Cognitive Network Modelling
The goal of the Cognitive Network Modelling team is to characterise disease states using mathematical modelling and symptom-relevant design of tasks. We validate and apply mathematical models that infer subject-specific pathophysiology from non-invasive measures of behaviour and neuronal activity.

These models aim to quantify both physiological and computational principles that underlie (mal)adaptive cognition, including aberrant learning and decision-making, in individual participants.

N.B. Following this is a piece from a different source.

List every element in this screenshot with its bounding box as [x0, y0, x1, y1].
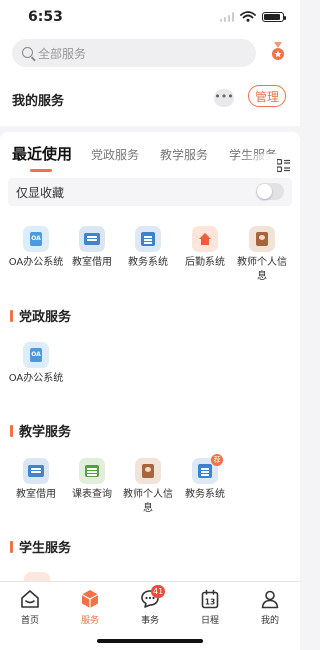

Hierarchical models of brain connectivity applied to EEG and fMRI measurements are of particular interest: How does Bayesian learning go wrong when integrating prior beliefs with novel information?
The long-term goal is to use these models for a mechanistic understanding of at-risk mental states for prevention of mental illness and individual treatment predictions.
Our main lines of research are:
- Design of cognitive tasks focused assessing suicidal ideation in psychoaffective disorders, including major depressive disorder.
- Quantify the underlying aberrant inference mechanisms using mathematical models of behaviour.
- Mobile integration of cognitive tasks and computational modelling for task design personalisation.
- Link aberrant learning mechanisms to specific neurocircuitry by EEG and fMRI measurements performed during the designed cognitive tasks.
- Systematic model validation in physiological, pharmacological and patient studies.
- Clinical applications: Model-based diagnostic classifications that are pathophysiologically interpretable and allow for individual-level predictions and suicide prevention.